Of course, her many visits back to see her folks included more than one stop at Mohawk Raceway in Campbellville. It was at Mohawk one evening that her father suggested she seek a job on the frontside of the track.
Blowe soon got summer jobs in the media departments at Mohawk and then later at Woodbine.
“I spent a lot of time in the library, studying stakes winners and trying to learn everything about thoroughbred racing. After my final year at college I was offered a job in the race office at Woodbine where I learned so many other different aspects of the business.”
As a horse lover first and foremost, Blowe left Woodbine for a while to pursue her own business, called Phase2 Thoroughbreds, which quickly became a full time, successful business for two years.
She bought and sold over 400 racehorses that could not make it at the track and, coincidentally, many of them came from Fort Erie.
Blowe quickly bonded with the horsepeople at Fort Erie and fell in love with the track and the town. She spent a few winters traveling to racetracks in the United States during her Phase2 business years before returning to Ontario and applying for a broadcasting job with Woodbine’s horse racing channel.
On her off days, she would help out Wells doing some on-air hosting at Fort Erie while still buying and selling racehorses.
When the workload got to be too much, her Phase2 business was put on hiatus. In April, 2010 when Fort Erie was heading for new ownership, Blowe left Woodbine to work exclusively at the border oval.

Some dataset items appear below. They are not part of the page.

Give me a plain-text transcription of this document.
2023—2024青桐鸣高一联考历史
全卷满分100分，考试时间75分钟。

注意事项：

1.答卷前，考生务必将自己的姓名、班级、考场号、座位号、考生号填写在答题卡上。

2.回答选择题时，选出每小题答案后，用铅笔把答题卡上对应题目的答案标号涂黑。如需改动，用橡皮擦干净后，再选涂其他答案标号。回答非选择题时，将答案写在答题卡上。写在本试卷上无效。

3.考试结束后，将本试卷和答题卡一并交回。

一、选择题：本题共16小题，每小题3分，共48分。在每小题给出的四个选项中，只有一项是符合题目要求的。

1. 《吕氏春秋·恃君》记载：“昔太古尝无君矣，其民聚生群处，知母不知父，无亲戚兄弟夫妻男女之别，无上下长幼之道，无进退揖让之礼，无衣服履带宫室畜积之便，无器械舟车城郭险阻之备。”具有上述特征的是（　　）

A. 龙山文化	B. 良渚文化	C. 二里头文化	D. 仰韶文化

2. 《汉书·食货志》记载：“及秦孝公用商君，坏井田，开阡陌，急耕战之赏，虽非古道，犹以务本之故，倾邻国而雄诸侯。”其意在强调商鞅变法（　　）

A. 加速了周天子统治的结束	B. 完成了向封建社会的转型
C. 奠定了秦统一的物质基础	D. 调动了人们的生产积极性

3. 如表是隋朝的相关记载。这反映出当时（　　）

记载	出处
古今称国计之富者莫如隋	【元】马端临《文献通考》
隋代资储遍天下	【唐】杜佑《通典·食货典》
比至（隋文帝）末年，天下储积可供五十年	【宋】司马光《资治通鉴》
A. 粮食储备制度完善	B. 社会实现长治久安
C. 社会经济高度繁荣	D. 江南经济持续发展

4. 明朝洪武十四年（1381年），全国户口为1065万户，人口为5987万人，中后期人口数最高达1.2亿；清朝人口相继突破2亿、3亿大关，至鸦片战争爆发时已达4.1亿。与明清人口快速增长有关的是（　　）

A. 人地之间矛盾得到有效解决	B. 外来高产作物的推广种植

“I knew Fort Erie was about to go through a transition and I wanted to be a part of it. There is just something about it, it was where I wanted to live. There are a lot of mom and pop operations, it reminded me of where I grew up.”
By June, when Wells had left Fort Erie, Cowan offered the media and marketing job to Blowe and her first assignment was to get everything ready for the Prince of Wales. “It was baptism by fire, for sure,” said Blowe. “I worked everyday, all day, I knew people would be watching and I wanted our horsepeople and our community to be proud.” Prince of Wales day went off smoothly and by the end of the meeting, in October, the track had seen some boost in business on “Twilight Tuesdays” (Twilight Mondays in the summer will be added this year).
A new Fort Erie season for 2011 will see a flashy new website, a long list of special events where fans can interact with horsepeople and, according to Blowe, the summer months will see more exciting additions to the track ambiance.“I think that there has already been so many positive changes at Fort Erie,” said Blowe. “We have a small company so the communication is great. We all really care about the horsemen and the fans.”